At the bottom of the file, the MZI is instantiated and simulated:
# Layout
mzi = MZI(
name="MZI",
control_point=(70.0, 200.0),
bend_radius=80.0,
)
mzi_layout = mzi.Layout()
mzi_layout.visualize()
mzi_layout.visualize_2d()
mzi_layout.write_gdsii("mzi.gds")
# Circuit model
my_circuit_cm = mzi.CircuitModel()
wavelengths = np.linspace(1.52, 1.58, 5001)
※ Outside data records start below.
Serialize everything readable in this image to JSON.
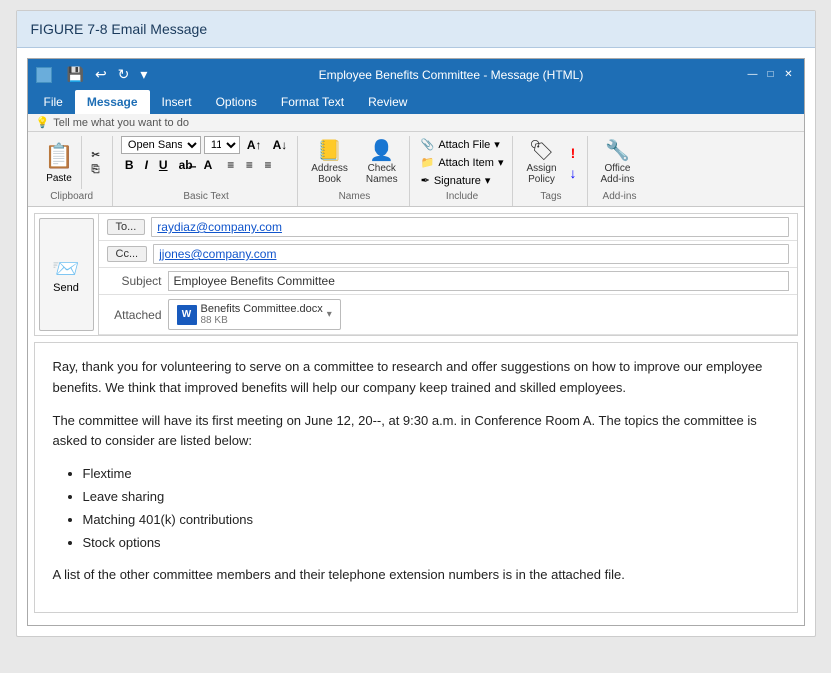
{
  "figure": {
    "title_bold": "FIGURE 7-8",
    "title_normal": " Email Message"
  },
  "titlebar": {
    "title": "Employee Benefits Committee - Message (HTML)",
    "save_btn": "💾",
    "undo_btn": "↩",
    "redo_btn": "↻",
    "customize_btn": "▾",
    "min_btn": "—",
    "restore_btn": "□",
    "close_btn": "✕"
  },
  "tabs": [
    {
      "label": "File",
      "active": false
    },
    {
      "label": "Message",
      "active": true
    },
    {
      "label": "Insert",
      "active": false
    },
    {
      "label": "Options",
      "active": false
    },
    {
      "label": "Format Text",
      "active": false
    },
    {
      "label": "Review",
      "active": false
    }
  ],
  "tellme": {
    "icon": "💡",
    "text": "Tell me what you want to do"
  },
  "ribbon": {
    "clipboard": {
      "label": "Clipboard",
      "paste_label": "Paste",
      "cut_label": "✂",
      "copy_label": "⎘"
    },
    "basic_text": {
      "label": "Basic Text",
      "font": "Open Sans",
      "size": "11",
      "bold": "B",
      "italic": "I",
      "underline": "U"
    },
    "names": {
      "label": "Names",
      "address_book": "Address\nBook",
      "check_names": "Check\nNames"
    },
    "include": {
      "label": "Include",
      "attach_file": "Attach File",
      "attach_item": "Attach Item",
      "signature": "Signature"
    },
    "tags": {
      "label": "Tags",
      "assign_policy": "Assign\nPolicy"
    },
    "addins": {
      "label": "Add-ins",
      "office_addins": "Office\nAdd-ins"
    }
  },
  "compose": {
    "to_label": "To...",
    "to_value": "raydiaz@company.com",
    "cc_label": "Cc...",
    "cc_value": "jjones@company.com",
    "subject_label": "Subject",
    "subject_value": "Employee Benefits Committee",
    "attached_label": "Attached",
    "attachment_name": "Benefits Committee.docx",
    "attachment_size": "88 KB"
  },
  "body": {
    "paragraph1": "Ray, thank you for volunteering to serve on a committee to research and offer suggestions on how to improve our employee benefits. We think that improved benefits will help our company keep trained and skilled employees.",
    "paragraph2": "The committee will have its first meeting on June 12, 20--, at 9:30 a.m. in Conference Room A. The topics the committee is asked to consider are listed below:",
    "bullet1": "Flextime",
    "bullet2": "Leave sharing",
    "bullet3": "Matching 401(k) contributions",
    "bullet4": "Stock options",
    "paragraph3": "A list of the other committee members and their telephone extension numbers is in the attached file."
  }
}
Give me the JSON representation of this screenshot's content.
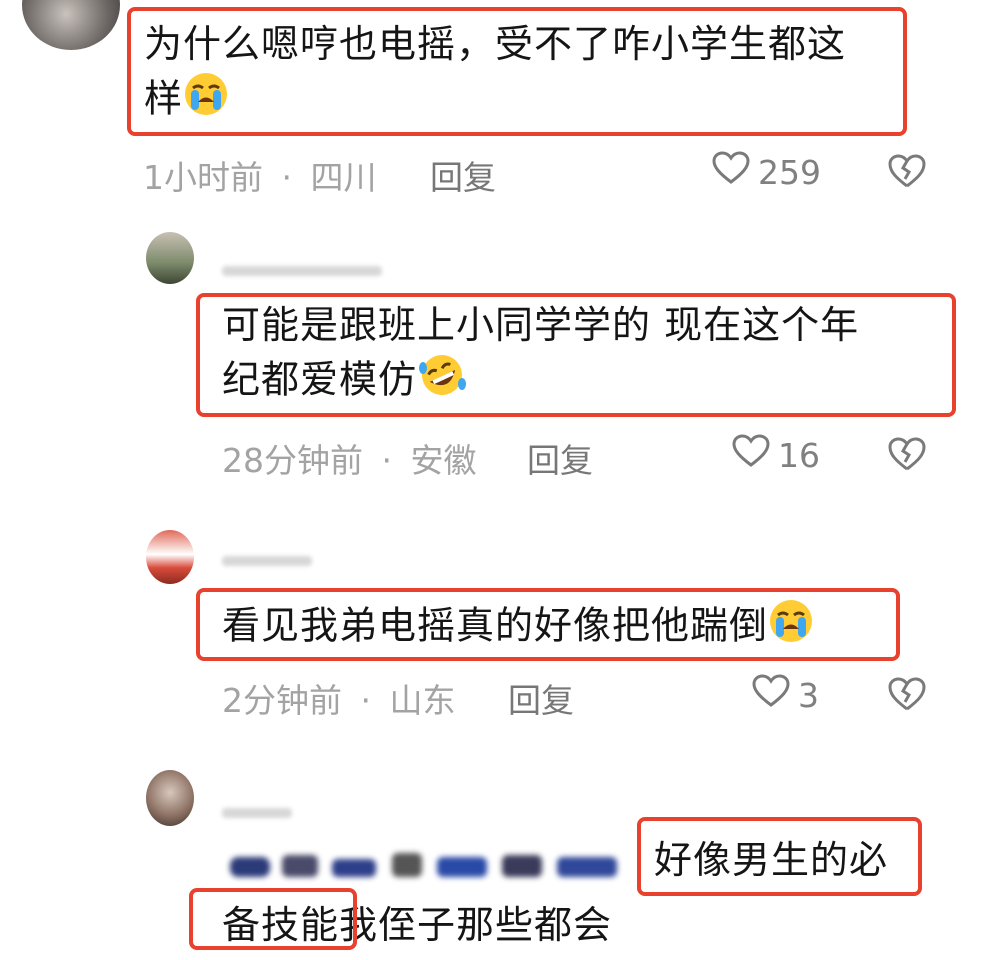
{
  "comments": [
    {
      "text_lines": [
        "为什么嗯哼也电摇，受不了咋小学生都这",
        "样"
      ],
      "time": "1小时前",
      "region": "四川",
      "reply_label": "回复",
      "likes": "259",
      "emoji": "loudly-crying-face"
    },
    {
      "text_lines": [
        "可能是跟班上小同学学的 现在这个年",
        "纪都爱模仿"
      ],
      "time": "28分钟前",
      "region": "安徽",
      "reply_label": "回复",
      "likes": "16",
      "emoji": "rolling-on-floor-laughing-face"
    },
    {
      "text_lines": [
        "看见我弟电摇真的好像把他踹倒"
      ],
      "time": "2分钟前",
      "region": "山东",
      "reply_label": "回复",
      "likes": "3",
      "emoji": "loudly-crying-face"
    },
    {
      "text_lines": [
        "好像男生的必",
        "备技能我侄子那些都会"
      ]
    }
  ],
  "separator": "·",
  "colors": {
    "highlight": "#e8412d",
    "meta": "#a3a3a3",
    "text": "#151515"
  }
}
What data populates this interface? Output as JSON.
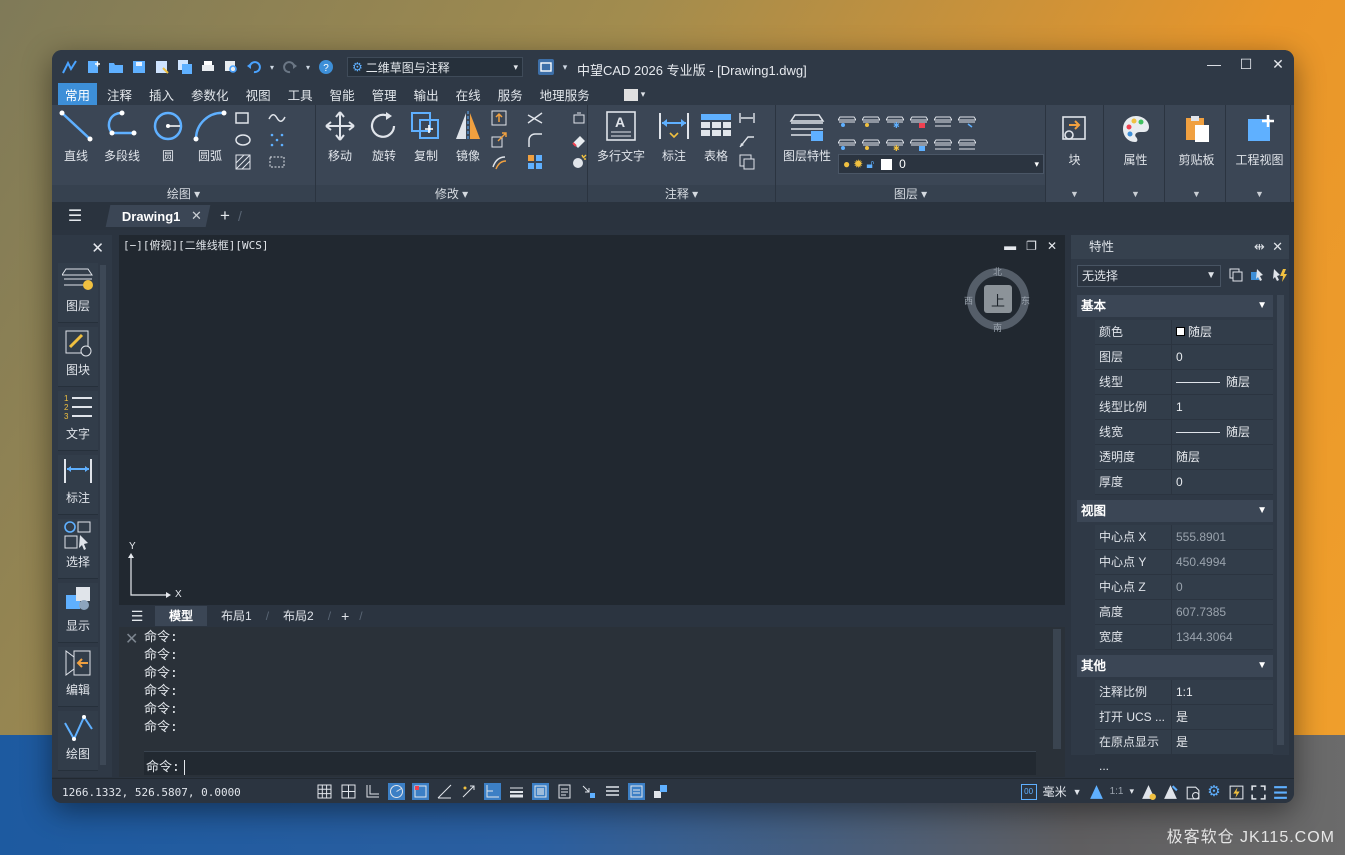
{
  "watermark": "极客软仓 JK115.COM",
  "window": {
    "title": "中望CAD 2026 专业版 - [Drawing1.dwg]",
    "workspace": "二维草图与注释"
  },
  "menu": [
    "常用",
    "注释",
    "插入",
    "参数化",
    "视图",
    "工具",
    "智能",
    "管理",
    "输出",
    "在线",
    "服务",
    "地理服务"
  ],
  "ribbon": {
    "draw": {
      "title": "绘图",
      "buttons": [
        "直线",
        "多段线",
        "圆",
        "圆弧"
      ]
    },
    "modify": {
      "title": "修改",
      "buttons": [
        "移动",
        "旋转",
        "复制",
        "镜像"
      ]
    },
    "annotate": {
      "title": "注释",
      "buttons": [
        "多行文字",
        "标注",
        "表格"
      ]
    },
    "layers": {
      "title": "图层",
      "button": "图层特性",
      "current_layer": "0"
    },
    "block": "块",
    "properties": "属性",
    "clipboard": "剪贴板",
    "projview": "工程视图"
  },
  "doc_tab": "Drawing1",
  "left_palette": [
    "图层",
    "图块",
    "文字",
    "标注",
    "选择",
    "显示",
    "编辑",
    "绘图"
  ],
  "viewport": {
    "label": "[−][俯视][二维线框][WCS]",
    "viewcube": {
      "top": "上",
      "north": "北",
      "south": "南",
      "east": "东",
      "west": "西"
    },
    "ucs_x": "X",
    "ucs_y": "Y"
  },
  "layout_tabs": [
    "模型",
    "布局1",
    "布局2"
  ],
  "command": {
    "history": [
      "命令:",
      "命令:",
      "命令:",
      "命令:",
      "命令:",
      "命令:"
    ],
    "prompt": "命令:"
  },
  "properties": {
    "title": "特性",
    "selection": "无选择",
    "sections": {
      "basic": {
        "title": "基本",
        "rows": [
          {
            "k": "颜色",
            "v": "随层"
          },
          {
            "k": "图层",
            "v": "0"
          },
          {
            "k": "线型",
            "v": "随层"
          },
          {
            "k": "线型比例",
            "v": "1"
          },
          {
            "k": "线宽",
            "v": "随层"
          },
          {
            "k": "透明度",
            "v": "随层"
          },
          {
            "k": "厚度",
            "v": "0"
          }
        ]
      },
      "view": {
        "title": "视图",
        "rows": [
          {
            "k": "中心点 X",
            "v": "555.8901"
          },
          {
            "k": "中心点 Y",
            "v": "450.4994"
          },
          {
            "k": "中心点 Z",
            "v": "0"
          },
          {
            "k": "高度",
            "v": "607.7385"
          },
          {
            "k": "宽度",
            "v": "1344.3064"
          }
        ]
      },
      "misc": {
        "title": "其他",
        "rows": [
          {
            "k": "注释比例",
            "v": "1:1"
          },
          {
            "k": "打开 UCS ...",
            "v": "是"
          },
          {
            "k": "在原点显示 ...",
            "v": "是"
          }
        ]
      }
    }
  },
  "status": {
    "coords": "1266.1332, 526.5807, 0.0000",
    "units": "毫米",
    "scale": "1:1"
  }
}
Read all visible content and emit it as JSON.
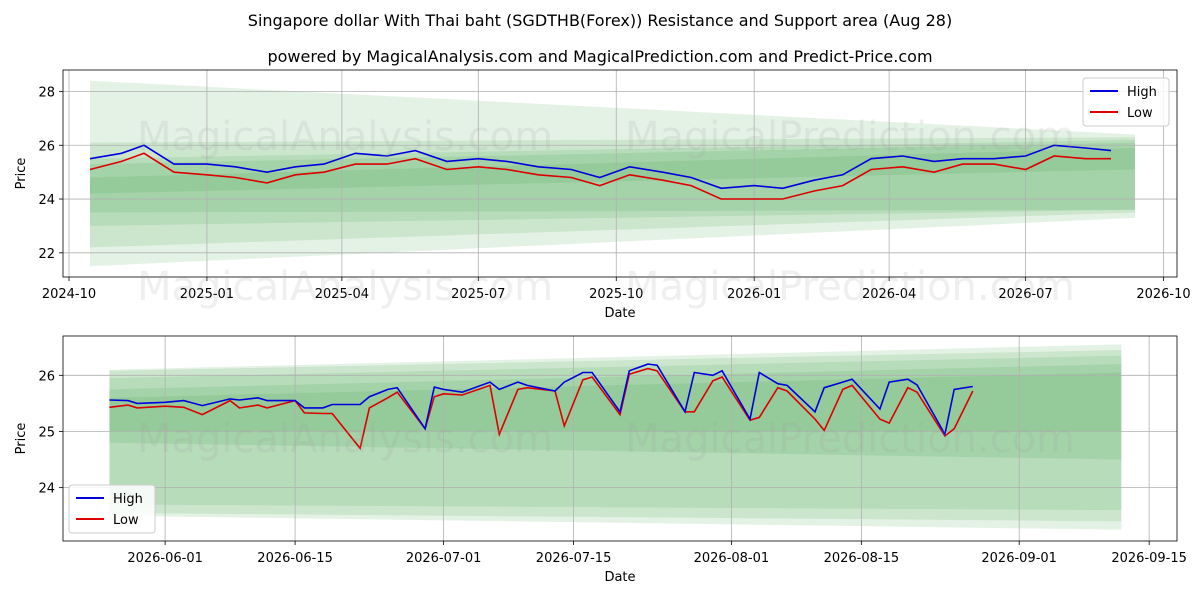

S_total = my_circuit_cm.get_smatrix(wavelengths=wavelengths)
# Plotting
S_total.visualize(
term_pairs=[
("in", "out"), # TE transmission
],
scale="dB",
yrange=(-100, 0),
)
If you run the code, you will visualize the layout and the simulation of an MZI circuit for control_point=[(70.0, 200.0)]
and bend_radius=80.0
.
Test your knowledge
Try to change the coordinates of the control point and the bend radius to see how the simulation changes. What happens when the delay arm becomes longer? Why?